Lotteritilsynet to Conduct Supervision of Payment Transactions in Norwegian Banks
Lotteritilsynet, the Norwegian Gaming Authority, has recently informed nine banks that it will be conducting supervision of compliance with the payment intermediary prohibition.
According to § 5 of the Gambling Act, it is prohibited to facilitate payment transactions for deposits and withdrawals from gambling activities that do not have the necessary permits. Lotteritilsynet has the authority to make decisions and impose requirements on banks to reject transactions to and from specific account numbers and entities.
Rannveig Gram Skår, a legal expert and senior advisor at Lotteritilsynet, highlighted that the authority has been engaged in ongoing dialogues with Norwegian banks and financial institutions.
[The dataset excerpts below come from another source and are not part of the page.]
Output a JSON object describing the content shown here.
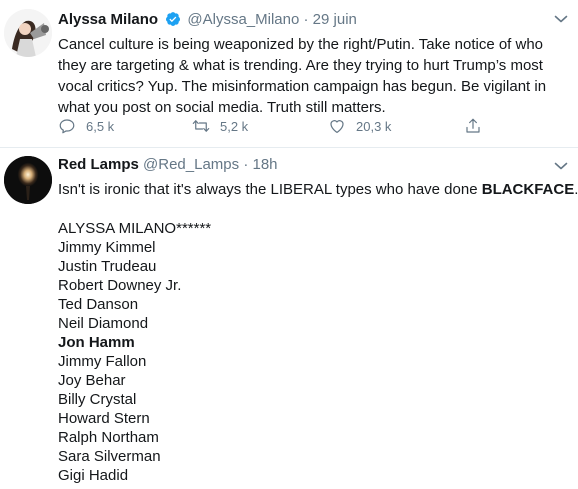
{
  "tweet1": {
    "name": "Alyssa Milano",
    "handle": "@Alyssa_Milano",
    "separator": "·",
    "time": "29 juin",
    "lines": [
      "Cancel culture is being weaponized by the right/Putin. Take notice of who",
      "they are targeting & what is trending. Are they trying to hurt Trump’s most",
      "vocal critics? Yup. The misinformation campaign has begun. Be vigilant in",
      "what you post on social media. Truth still matters."
    ],
    "reply_count": "6,5 k",
    "retweet_count": "5,2 k",
    "like_count": "20,3 k"
  },
  "tweet2": {
    "name": "Red Lamps",
    "handle": "@Red_Lamps",
    "separator": "·",
    "time": "18h",
    "line1_prefix": "Isn't is ironic that it's always the LIBERAL types who have done ",
    "line1_bold": "BLACKFACE",
    "line1_suffix": ".",
    "names": [
      "ALYSSA MILANO******",
      "Jimmy Kimmel",
      "Justin Trudeau",
      "Robert Downey Jr.",
      "Ted Danson",
      "Neil Diamond",
      "Jon Hamm",
      "Jimmy Fallon",
      "Joy Behar",
      "Billy Crystal",
      "Howard Stern",
      "Ralph Northam",
      "Sara Silverman",
      "Gigi Hadid"
    ],
    "bold_name": "Jon Hamm"
  },
  "colors": {
    "text": "#14171a",
    "secondary": "#657786",
    "verified": "#1da1f2",
    "divider": "#e6ecf0"
  }
}
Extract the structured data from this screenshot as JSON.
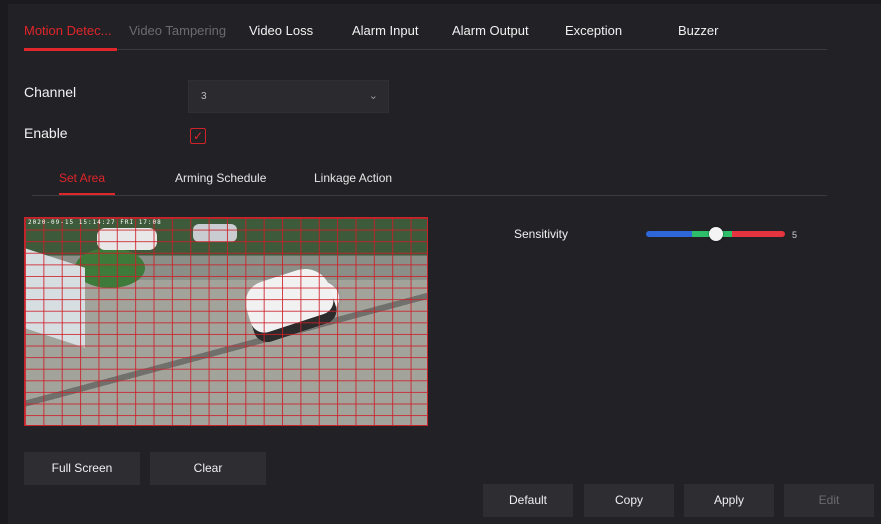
{
  "tabs": [
    {
      "label": "Motion Detec...",
      "state": "active"
    },
    {
      "label": "Video Tampering",
      "state": "disabled"
    },
    {
      "label": "Video Loss",
      "state": "normal"
    },
    {
      "label": "Alarm Input",
      "state": "normal"
    },
    {
      "label": "Alarm Output",
      "state": "normal"
    },
    {
      "label": "Exception",
      "state": "normal"
    },
    {
      "label": "Buzzer",
      "state": "normal"
    }
  ],
  "form": {
    "channel_label": "Channel",
    "channel_value": "3",
    "enable_label": "Enable",
    "enable_checked": true
  },
  "subtabs": [
    {
      "label": "Set Area",
      "state": "active"
    },
    {
      "label": "Arming Schedule",
      "state": "normal"
    },
    {
      "label": "Linkage Action",
      "state": "normal"
    }
  ],
  "video": {
    "osd_text": "2020-09-15 15:14:27 FRI 17:08"
  },
  "sensitivity": {
    "label": "Sensitivity",
    "value": "5",
    "level_fraction": 0.5
  },
  "area_buttons": {
    "full_screen": "Full Screen",
    "clear": "Clear"
  },
  "footer_buttons": {
    "default": "Default",
    "copy": "Copy",
    "apply": "Apply",
    "edit": "Edit"
  },
  "colors": {
    "accent": "#e0252b",
    "background": "#222226"
  }
}
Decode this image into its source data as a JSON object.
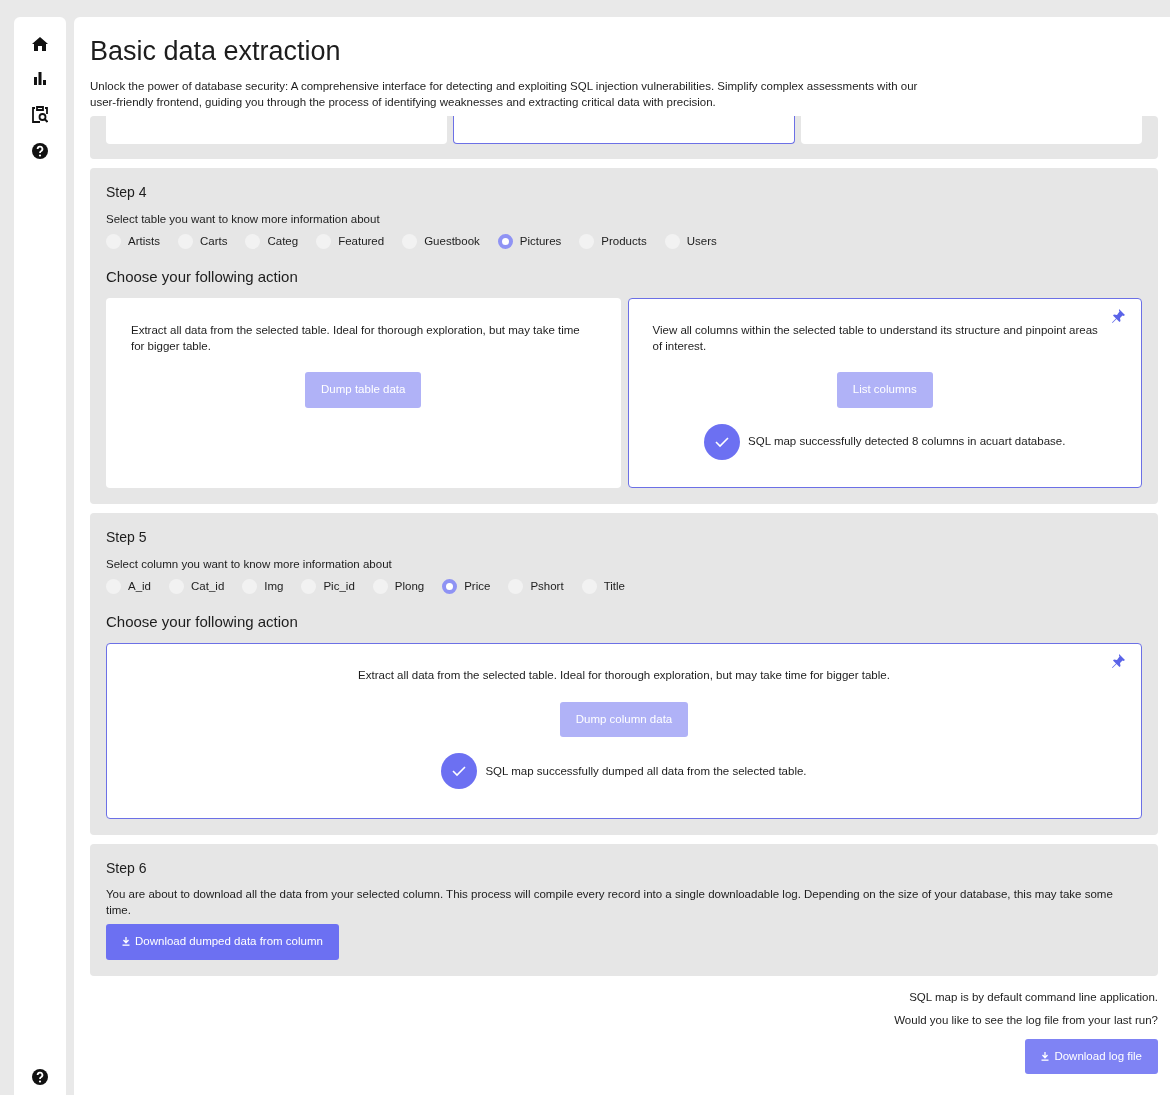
{
  "page": {
    "title": "Basic data extraction",
    "description": "Unlock the power of database security: A comprehensive interface for detecting and exploiting SQL injection vulnerabilities. Simplify complex assessments with our user-friendly frontend, guiding you through the process of identifying weaknesses and extracting critical data with precision."
  },
  "previous_step": {
    "cards": [
      {
        "selected": false
      },
      {
        "selected": true
      },
      {
        "selected": false
      }
    ]
  },
  "steps": [
    {
      "kind": "select",
      "title": "Step 4",
      "prompt": "Select table you want to know more information about",
      "options": [
        {
          "label": "Artists",
          "selected": false
        },
        {
          "label": "Carts",
          "selected": false
        },
        {
          "label": "Categ",
          "selected": false
        },
        {
          "label": "Featured",
          "selected": false
        },
        {
          "label": "Guestbook",
          "selected": false
        },
        {
          "label": "Pictures",
          "selected": true
        },
        {
          "label": "Products",
          "selected": false
        },
        {
          "label": "Users",
          "selected": false
        }
      ],
      "action_heading": "Choose your following action",
      "actions": [
        {
          "description": "Extract all data from the selected table. Ideal for thorough exploration, but may take time for bigger table.",
          "button": "Dump table data",
          "disabled": true,
          "selected": false
        },
        {
          "description": "View all columns within the selected table to understand its structure and pinpoint areas of interest.",
          "button": "List columns",
          "disabled": true,
          "selected": true,
          "result": "SQL map successfully detected 8 columns in acuart database."
        }
      ]
    },
    {
      "kind": "select",
      "title": "Step 5",
      "prompt": "Select column you want to know more information about",
      "options": [
        {
          "label": "A_id",
          "selected": false
        },
        {
          "label": "Cat_id",
          "selected": false
        },
        {
          "label": "Img",
          "selected": false
        },
        {
          "label": "Pic_id",
          "selected": false
        },
        {
          "label": "Plong",
          "selected": false
        },
        {
          "label": "Price",
          "selected": true
        },
        {
          "label": "Pshort",
          "selected": false
        },
        {
          "label": "Title",
          "selected": false
        }
      ],
      "action_heading": "Choose your following action",
      "actions": [
        {
          "description": "Extract all data from the selected table. Ideal for thorough exploration, but may take time for bigger table.",
          "button": "Dump column data",
          "disabled": true,
          "selected": true,
          "result": "SQL map successfully dumped all data from the selected table."
        }
      ]
    },
    {
      "kind": "download",
      "title": "Step 6",
      "text": "You are about to download all the data from your selected column. This process will compile every record into a single downloadable log. Depending on the size of your database, this may take some time.",
      "button": "Download dumped data from column",
      "disabled": false
    }
  ],
  "footer": {
    "lines": [
      "SQL map is by default command line application.",
      "Would you like to see the log file from your last run?"
    ],
    "button": "Download log file"
  }
}
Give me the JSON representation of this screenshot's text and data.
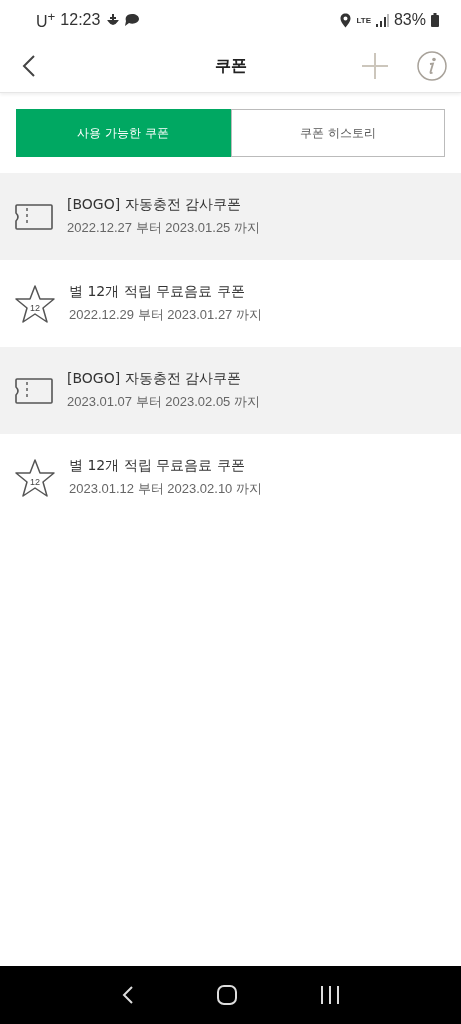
{
  "status_bar": {
    "carrier": "U$^{+}$",
    "time": "12:23",
    "network": "LTE",
    "battery": "83%"
  },
  "header": {
    "title": "쿠폰"
  },
  "tabs": [
    {
      "label": "사용 가능한 쿠폰",
      "selected": true
    },
    {
      "label": "쿠폰 히스토리",
      "selected": false
    }
  ],
  "coupons": [
    {
      "kind": "ticket",
      "title": "[BOGO] 자동충전 감사쿠폰",
      "period": "2022.12.27 부터 2023.01.25 까지"
    },
    {
      "kind": "star",
      "badge": "12",
      "title": "별 12개 적립 무료음료 쿠폰",
      "period": "2022.12.29 부터 2023.01.27 까지"
    },
    {
      "kind": "ticket",
      "title": "[BOGO] 자동충전 감사쿠폰",
      "period": "2023.01.07 부터 2023.02.05 까지"
    },
    {
      "kind": "star",
      "badge": "12",
      "title": "별 12개 적립 무료음료 쿠폰",
      "period": "2023.01.12 부터 2023.02.10 까지"
    }
  ]
}
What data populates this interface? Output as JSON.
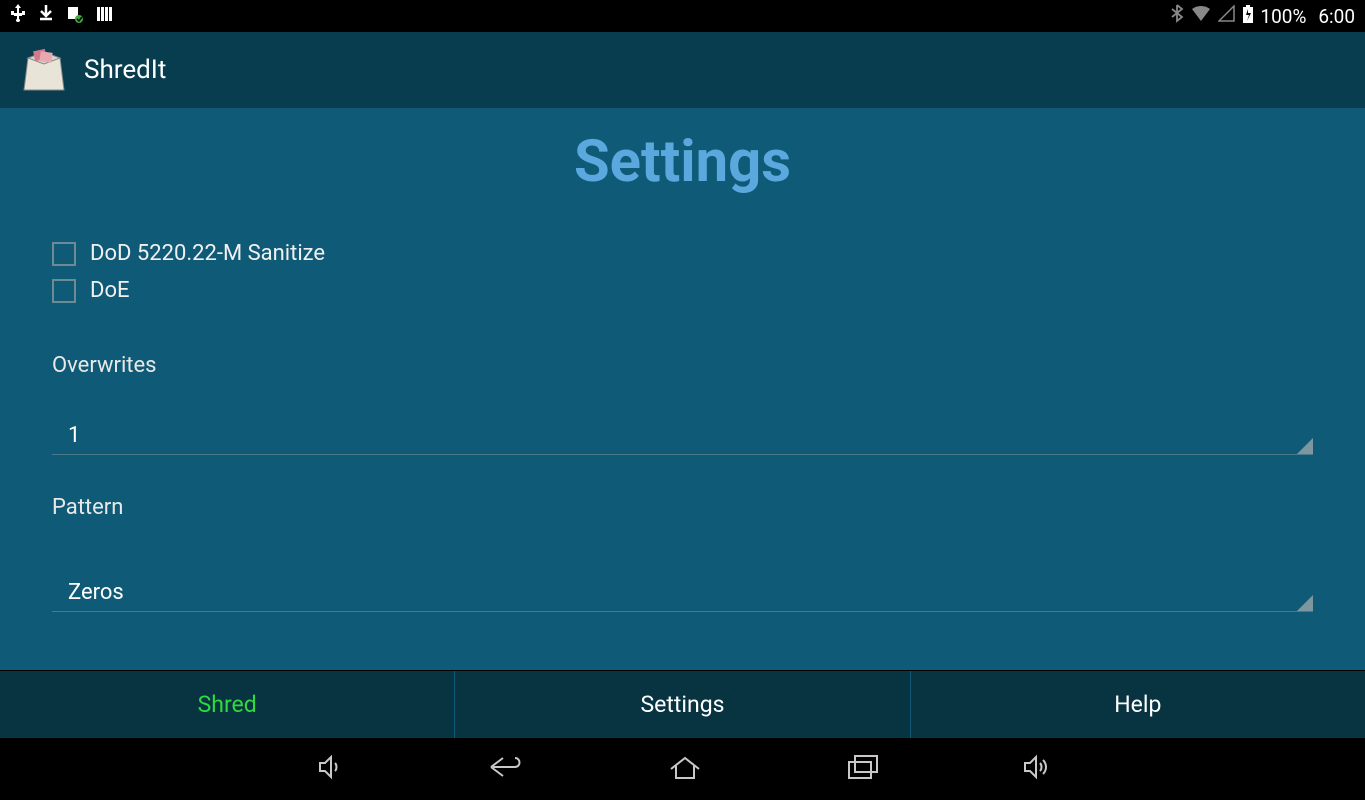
{
  "statusbar": {
    "battery_text": "100%",
    "time": "6:00"
  },
  "titlebar": {
    "app_name": "ShredIt"
  },
  "page": {
    "title": "Settings",
    "checkboxes": [
      {
        "label": "DoD 5220.22-M Sanitize",
        "checked": false
      },
      {
        "label": "DoE",
        "checked": false
      }
    ],
    "overwrites_label": "Overwrites",
    "overwrites_value": "1",
    "pattern_label": "Pattern",
    "pattern_value": "Zeros"
  },
  "tabs": {
    "shred": "Shred",
    "settings": "Settings",
    "help": "Help"
  }
}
However, for the first time, they have chosen to initiate more comprehensive supervision of compliance.
Skår stated, “We have been focusing on dialogue with Norwegian banks and financial institutions for a long time. For the first time, we have now decided to open more in-depth supervision of compliance.”
Prohibition Aids in Reducing Gambling Problems
Specifically, Lotteritilsynet’s decisions made in 2023 include requirements to reject gambling transaction processing that will be subject to scrutiny. The purpose is to gather information to ensure the effective enforcement of the prohibition.
Skår explained, “We know that the payment intermediary prohibition is an important tool for protecting the Norwegian monopoly model. The model aims to prevent gambling problems and other negative consequences of gambling.”
In a recent population survey, stricter enforcement of the payment intermediary prohibition was identified as one of the reasons for the decline in gambling problems. The prohibition makes it more challenging to participate in gambling activities with foreign operators.
Future Supervision Initiatives
In the notification sent to banks, they are asked to provide details of the measures they have taken to block transactions to/from identified entities and account numbers. Banks are also expected to present any internal procedures for compliance with the prohibition.
Skår stated, “Banks have three weeks to submit the documentation and information we have requested. We largely expect to see that the banks have effectively complied with our decisions.”
The initial supervision covers nine banks and focuses on aspects of the regulations that banks should be familiar with. Over time, additional supervisions may be conducted, addressing other parts of the regulatory framework as needed.